Imitation Nature

Charlie Brown can attest to the difficulty of choosing the perfect Christmas tree. For the entire month of December, it’s the centerpiece of your entire home’s décor: it has to be special. Rifling through tree after tree to find the perfect one that your entire family will love can be fairly tricky, but it can definitely be worth it.

Around the time that you’re picking out your Christmas tree, you’ll probably question: Should I get a real tree or a fake one? Paper or plastic? Should you pull out the dusty fake tree from the basement storage room or pick a fresh, natural tree from the tree farm?

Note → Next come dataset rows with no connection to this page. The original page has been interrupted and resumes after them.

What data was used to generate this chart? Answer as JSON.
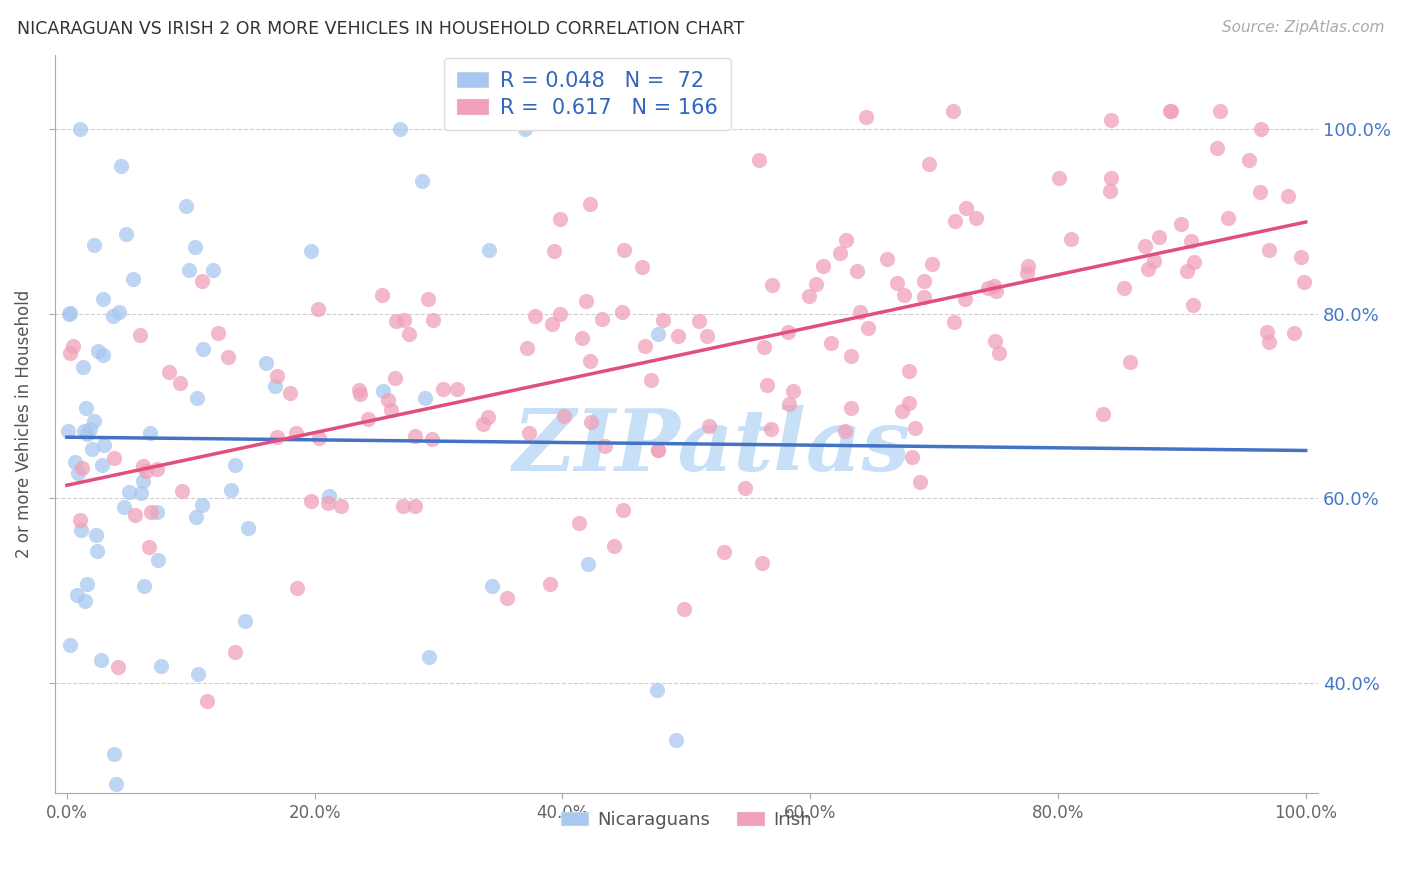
{
  "title": "NICARAGUAN VS IRISH 2 OR MORE VEHICLES IN HOUSEHOLD CORRELATION CHART",
  "source": "Source: ZipAtlas.com",
  "ylabel": "2 or more Vehicles in Household",
  "xlim": [
    -1,
    101
  ],
  "ylim": [
    28,
    108
  ],
  "ytick_vals": [
    40,
    60,
    80,
    100
  ],
  "ytick_labels_right": [
    "40.0%",
    "60.0%",
    "80.0%",
    "100.0%"
  ],
  "xtick_vals": [
    0,
    20,
    40,
    60,
    80,
    100
  ],
  "xtick_labels": [
    "0.0%",
    "20.0%",
    "40.0%",
    "60.0%",
    "80.0%",
    "100.0%"
  ],
  "nicaraguan_color": "#a8c8f0",
  "irish_color": "#f0a0b8",
  "nicaraguan_line_color": "#4472c4",
  "irish_line_color": "#e0507a",
  "nicaraguan_R": 0.048,
  "nicaraguan_N": 72,
  "irish_R": 0.617,
  "irish_N": 166,
  "background_color": "#ffffff",
  "grid_color": "#d0d0d0",
  "watermark": "ZIPatlas",
  "watermark_color": "#c8dff8",
  "title_color": "#333333",
  "source_color": "#aaaaaa",
  "right_tick_color": "#4477cc",
  "legend_text_color": "#3366bb"
}
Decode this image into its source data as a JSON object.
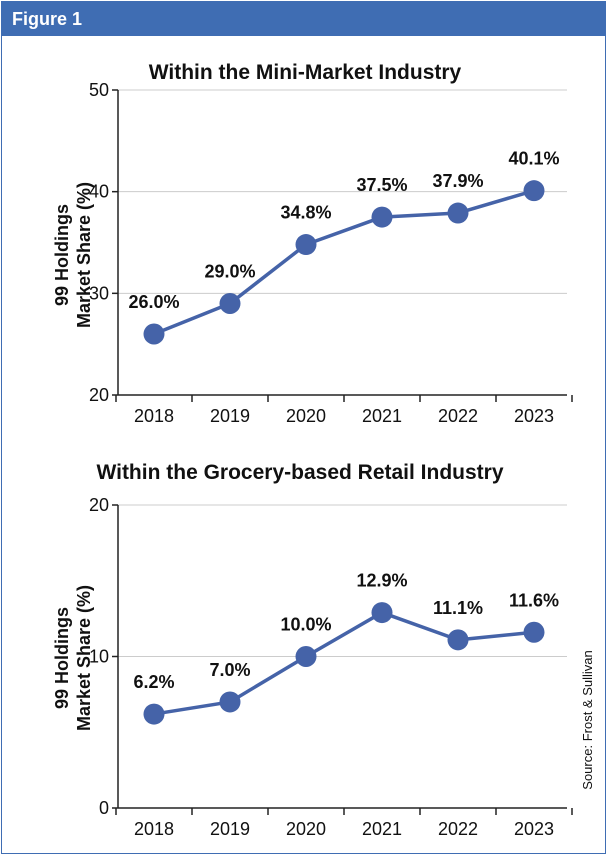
{
  "figure_label": "Figure 1",
  "source": "Source: Frost & Sullivan",
  "colors": {
    "accent": "#3f6db3",
    "line": "#4563a8",
    "marker": "#4563a8",
    "grid": "#cccccc"
  },
  "chart_data": [
    {
      "type": "line",
      "title": "Within the Mini-Market Industry",
      "ylabel_line1": "99 Holdings",
      "ylabel_line2": "Market Share (%)",
      "ylim": [
        20,
        50
      ],
      "yticks": [
        "20",
        "30",
        "40",
        "50"
      ],
      "categories": [
        "2018",
        "2019",
        "2020",
        "2021",
        "2022",
        "2023"
      ],
      "values": [
        26.0,
        29.0,
        34.8,
        37.5,
        37.9,
        40.1
      ],
      "data_labels": [
        "26.0%",
        "29.0%",
        "34.8%",
        "37.5%",
        "37.9%",
        "40.1%"
      ],
      "grid": true
    },
    {
      "type": "line",
      "title": "Within the Grocery-based Retail Industry",
      "ylabel_line1": "99 Holdings",
      "ylabel_line2": "Market Share (%)",
      "ylim": [
        0,
        20
      ],
      "yticks": [
        "0",
        "10",
        "20"
      ],
      "categories": [
        "2018",
        "2019",
        "2020",
        "2021",
        "2022",
        "2023"
      ],
      "values": [
        6.2,
        7.0,
        10.0,
        12.9,
        11.1,
        11.6
      ],
      "data_labels": [
        "6.2%",
        "7.0%",
        "10.0%",
        "12.9%",
        "11.1%",
        "11.6%"
      ],
      "grid": true
    }
  ]
}
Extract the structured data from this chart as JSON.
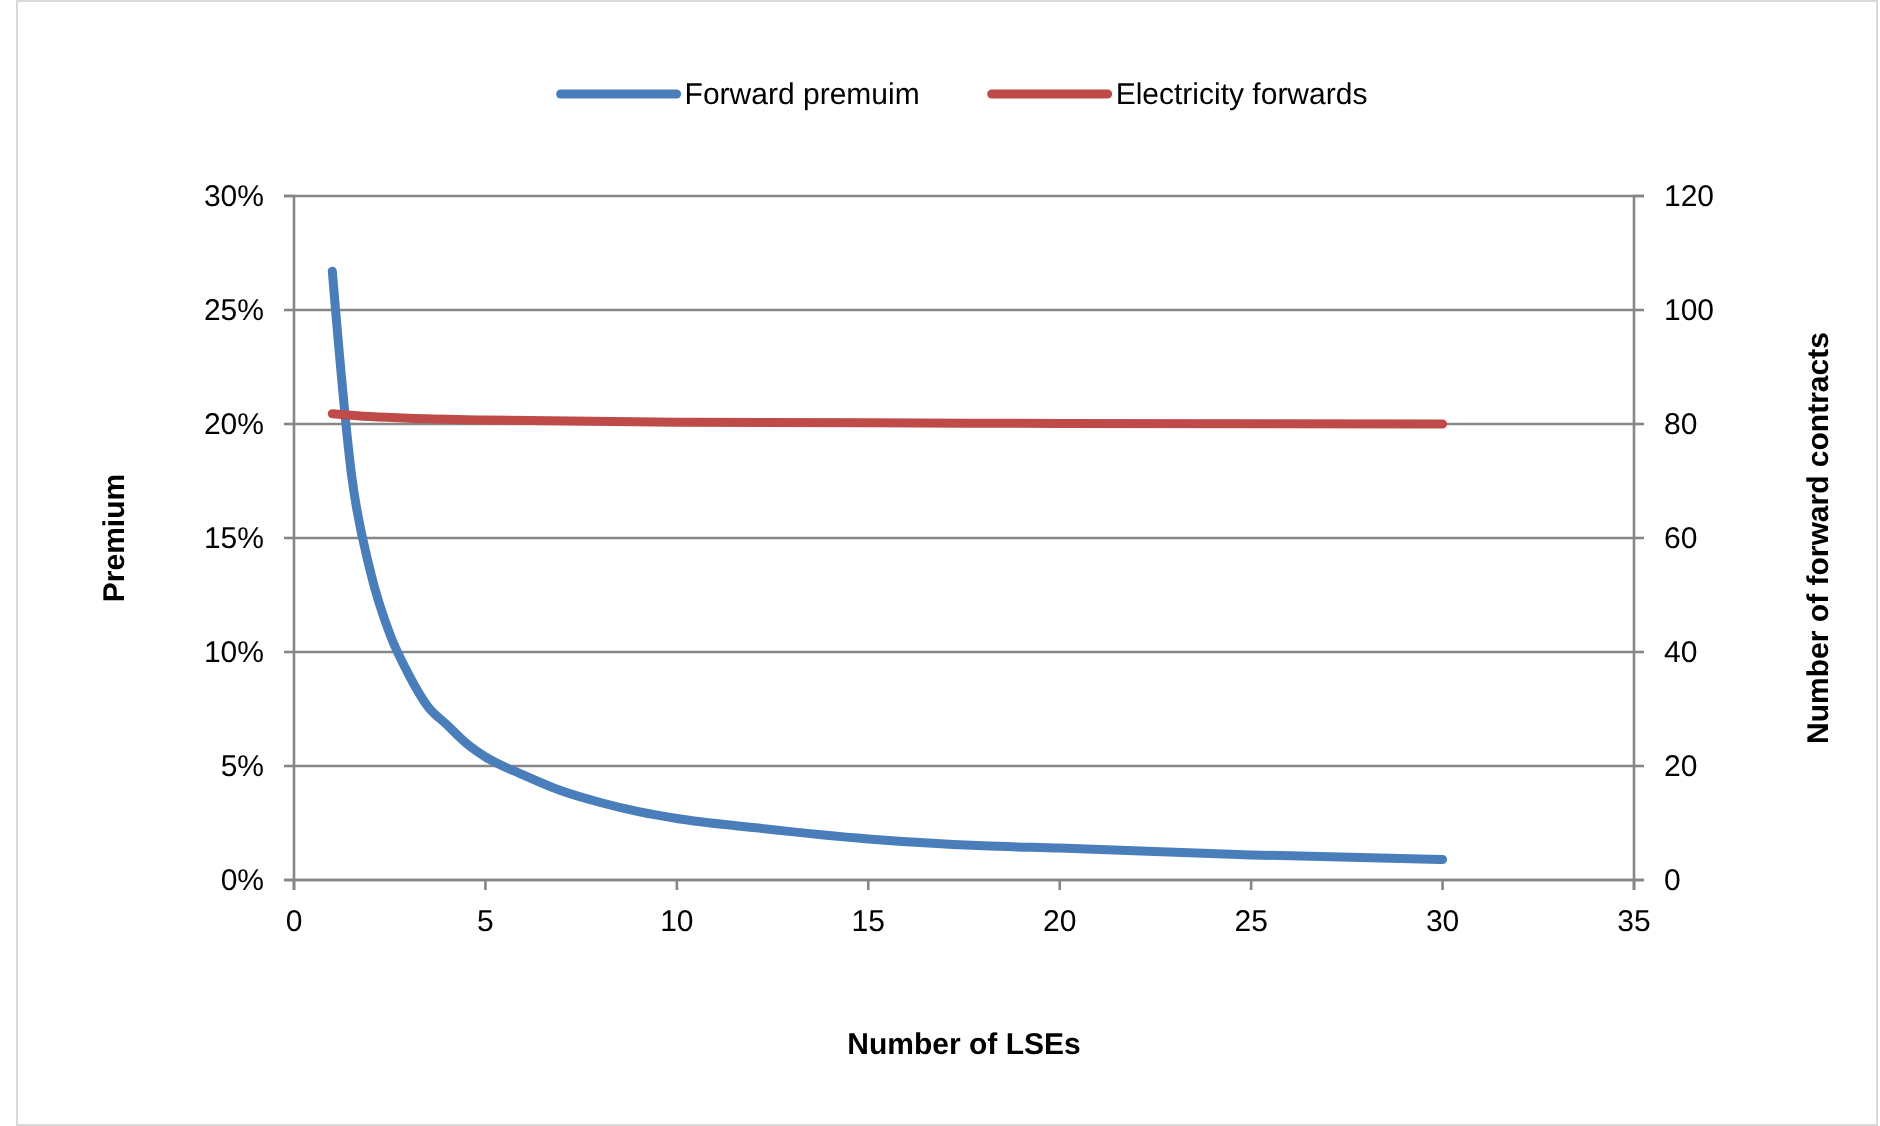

It might seem like a fake tree would be the more economical option. After all, they look like real trees nowadays, but they last for years instead of the one-time use that real trees have. However, they, on average, really only last three years before the bristles start shedding which makes price comparisons basically moot.

With the “green movement” thoroughly flooding popular culture, one might question whether or not cutting down a real tree is really worth the damage it might do to the environment. Most trees, however, are taken from tree farms. They are specifically grown for the purpose of home decoration and no deforestation results from their harvest. A fake tree, on the other hand, is made up of a variety of plastics that, given their life expectancy of three years, quickly inundates our landfills with the non-biodegradable leftovers.

Artificial trees are frequently promoted as being thoroughly flame-retardant, especially compared to their woody counterparts. A test done by the fire department in Detroit uncovered that, while the fake tree did resist the flames for a short amount of time, the real tree faired far better and was left relatively untouched. The fake tree, upon ignition, began emitting toxic smoke containing poisonous gases.

Besides all of these fun facts, nothing can replace the piney scent that wafts through your home when you have a real Christmas tree. You can choose either the time-honored tradition of the fresh cut tree or take advantage of living Christmas trees that some places like Five Star Holiday Décor offer. The living trees can be planted on your property or donated to be planted in your local community. Either way it will provide special memories as you watch it grow. To be blunt, either of those options is infinitely more environmentally friendly than an imitation tree. With all of this in mind, nothing says Christmas like a Christmas tree.